Absolutely caked in stinking river mud from head to toe.
She’s wearing some frumpy old clothes that look like she pulled them out of a thrift store’s reject bin, and her hair is matted, so coated in filth I can’t even tell what color it’s supposed to be.
But beneath all that is a knockout body. All lush, womanly curves.
Beauty glows from her, like a firefly in a storm.
My wolf whines its approval.
Fuck. She could annihilate me.
“I was walking, and I fell,” she says.
I wait, expectantly, but she stays silent.
“You have a home to go to?”
Her face freezes, then it starts to crumple. She sets her jaw and shakes her head fast.
“None at all?” I blow my cheeks out.
Well, shit.
“You are over eighteen?” I scan her face. Hard to guess her age with all that mud.
“Twenty-two,” she mumbles.
Good.
“How about we get you back to my place, get you cleaned up, then figure out what we’re going to do next?”
She gnaws on her pretty lower lip, and her eyes dart sideways, like what she wants to do right now is run.
“If you’re gonna bolt, best to do it in a clean set of clothes.” I point at my vehicle, barely a speck in the distance. “That’s my place.”
Her emerald eyes narrow as she takes it in. “You live in a…a bus?”

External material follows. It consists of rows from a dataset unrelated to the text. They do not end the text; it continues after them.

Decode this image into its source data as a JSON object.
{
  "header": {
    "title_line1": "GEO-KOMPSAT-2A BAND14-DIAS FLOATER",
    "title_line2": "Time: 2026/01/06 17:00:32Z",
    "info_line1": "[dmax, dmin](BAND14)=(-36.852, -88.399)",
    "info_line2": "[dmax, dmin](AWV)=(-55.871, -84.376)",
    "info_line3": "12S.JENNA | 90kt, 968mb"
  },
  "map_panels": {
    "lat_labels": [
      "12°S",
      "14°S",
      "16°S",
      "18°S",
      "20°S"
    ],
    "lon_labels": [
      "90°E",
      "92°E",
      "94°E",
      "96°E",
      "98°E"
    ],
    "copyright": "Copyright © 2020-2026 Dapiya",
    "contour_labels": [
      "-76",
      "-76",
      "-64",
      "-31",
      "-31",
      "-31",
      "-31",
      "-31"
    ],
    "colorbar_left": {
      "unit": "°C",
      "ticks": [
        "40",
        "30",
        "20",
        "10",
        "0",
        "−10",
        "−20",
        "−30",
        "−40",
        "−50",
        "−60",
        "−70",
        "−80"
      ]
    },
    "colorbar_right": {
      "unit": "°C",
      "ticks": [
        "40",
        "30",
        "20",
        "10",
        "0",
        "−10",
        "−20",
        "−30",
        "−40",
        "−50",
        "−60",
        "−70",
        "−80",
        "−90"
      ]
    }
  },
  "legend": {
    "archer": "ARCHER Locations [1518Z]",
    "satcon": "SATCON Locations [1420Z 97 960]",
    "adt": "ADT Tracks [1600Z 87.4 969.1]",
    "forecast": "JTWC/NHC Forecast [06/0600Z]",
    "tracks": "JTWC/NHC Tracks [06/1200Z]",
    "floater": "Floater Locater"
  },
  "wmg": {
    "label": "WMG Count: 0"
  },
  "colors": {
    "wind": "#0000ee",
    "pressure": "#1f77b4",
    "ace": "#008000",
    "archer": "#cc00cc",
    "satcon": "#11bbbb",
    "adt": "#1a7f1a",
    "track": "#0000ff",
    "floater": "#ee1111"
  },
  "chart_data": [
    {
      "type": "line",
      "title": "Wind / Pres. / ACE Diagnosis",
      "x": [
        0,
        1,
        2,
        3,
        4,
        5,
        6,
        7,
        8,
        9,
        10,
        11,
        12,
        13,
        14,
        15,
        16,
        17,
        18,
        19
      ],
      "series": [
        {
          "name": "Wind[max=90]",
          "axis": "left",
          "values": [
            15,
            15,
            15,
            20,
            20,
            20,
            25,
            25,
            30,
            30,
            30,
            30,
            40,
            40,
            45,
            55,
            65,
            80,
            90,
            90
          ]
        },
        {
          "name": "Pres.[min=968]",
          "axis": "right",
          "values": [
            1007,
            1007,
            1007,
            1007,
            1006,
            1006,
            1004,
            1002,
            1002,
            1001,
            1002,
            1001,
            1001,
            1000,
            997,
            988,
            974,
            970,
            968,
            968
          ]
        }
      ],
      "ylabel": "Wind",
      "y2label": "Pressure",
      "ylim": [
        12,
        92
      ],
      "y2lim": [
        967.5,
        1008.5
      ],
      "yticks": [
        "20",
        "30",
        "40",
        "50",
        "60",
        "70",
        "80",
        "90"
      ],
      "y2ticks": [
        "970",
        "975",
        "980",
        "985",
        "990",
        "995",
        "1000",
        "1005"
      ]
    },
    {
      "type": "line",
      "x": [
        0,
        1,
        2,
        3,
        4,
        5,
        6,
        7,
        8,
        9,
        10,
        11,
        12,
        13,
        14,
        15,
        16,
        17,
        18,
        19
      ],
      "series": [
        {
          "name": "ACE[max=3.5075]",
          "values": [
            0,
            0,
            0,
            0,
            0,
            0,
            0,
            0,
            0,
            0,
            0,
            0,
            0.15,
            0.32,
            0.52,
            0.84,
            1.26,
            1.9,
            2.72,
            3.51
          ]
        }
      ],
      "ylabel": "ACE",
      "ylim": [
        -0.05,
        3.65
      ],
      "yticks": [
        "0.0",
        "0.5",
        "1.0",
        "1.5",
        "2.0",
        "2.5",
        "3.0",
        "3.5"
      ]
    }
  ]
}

“Yup. Fully plumbed in. You can take a hot shower.”
She looks down at her clothes, and finally seems to absorb just how filthy she is.
“Okay, thanks,” she says, and flashes a little smile.
It goes all the way to her eyes, and I’m damned if it doesn’t light me up like a jack-o’-lantern. Next thing I know, I’m grinning like an idiot at the thought of having this little ragamuffin getting mud all over my bathroom.